Marcin Wichary, Design Architect at Figma, made this interactive essay about fingers, latency, and why our interfaces still fail the hands using them. Starting with 1890s typists who routinely hit 70 wpm when scientists said 40 was the ceiling, he traces a direct line from terminal echo buffers and UI blocking to Notes on a Mac that can’t keep up with your typing in 2026. The embedded demos — where you feel the difference between a blocked UI and a parallel thread — do more to explain debouncing and latency than any amount of text could. This essay is a fantastic companion to Marcin’s Unsung blog on software craft and quality.
Video upload cap goes from 100 MB to 300 MB across Design, FigJam, Slides, Sites, and Buzz on paid plans.
The refreshed HIG Design Principles, posted alongside the WWDC26 talk.
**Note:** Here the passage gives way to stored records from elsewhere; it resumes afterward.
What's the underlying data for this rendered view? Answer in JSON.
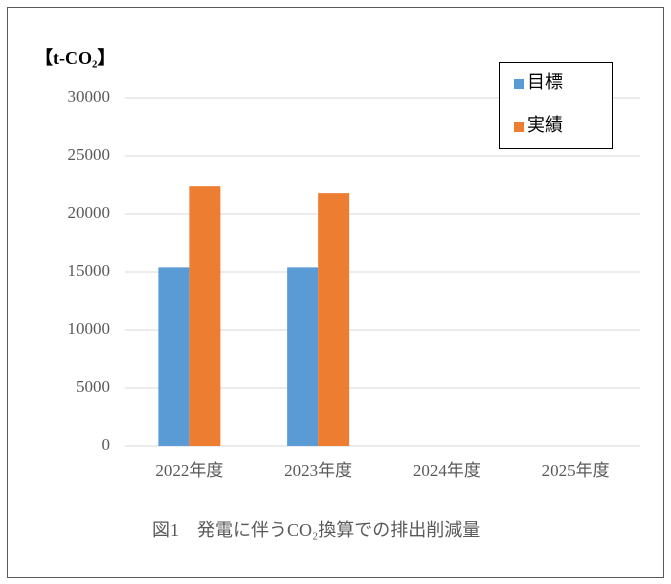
{
  "chart_data": {
    "type": "bar",
    "y_axis_label": "【t-CO₂】",
    "caption": "図1　発電に伴うCO₂換算での排出削減量",
    "categories": [
      "2022年度",
      "2023年度",
      "2024年度",
      "2025年度"
    ],
    "series": [
      {
        "name": "目標",
        "color": "#5b9bd5",
        "values": [
          15400,
          15400,
          null,
          null
        ]
      },
      {
        "name": "実績",
        "color": "#ed7d31",
        "values": [
          22400,
          21800,
          null,
          null
        ]
      }
    ],
    "ylim": [
      0,
      30000
    ],
    "yticks": [
      0,
      5000,
      10000,
      15000,
      20000,
      25000,
      30000
    ],
    "grid": true,
    "legend": "upper right"
  }
}
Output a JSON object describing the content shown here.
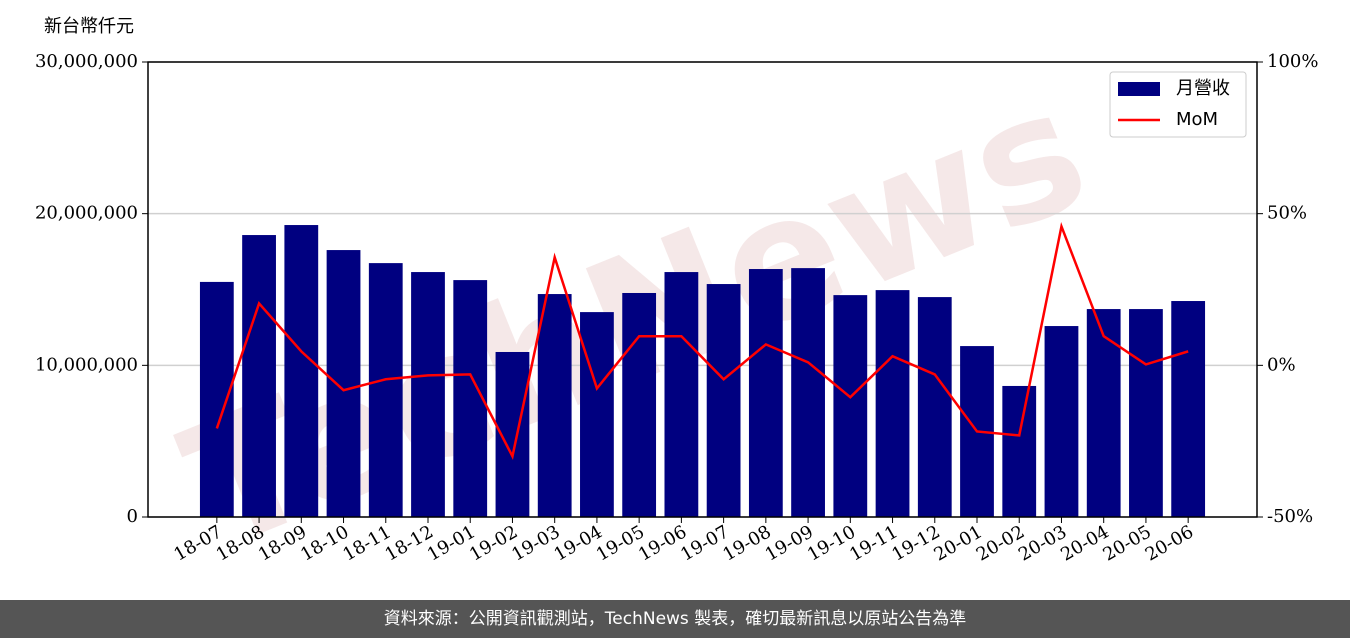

Eight tenets — Purpose, Agency, Responsibility, Familiarity, Flexibility, Simplicity, Craft, Delight — each opening with a plain-language imperative (“Be clear and direct,” “Care about every detail,” “Make it human”) and expanding into sub-principles.
The Community profile redesign adds role, experience, tech stack, pinned work with images and links, and social channels. Combined with the FigPal customization, it reads less like a profile page and more like a creator landing page. Figma clearly wants Community to function as a discovery layer for designers, not just for resources.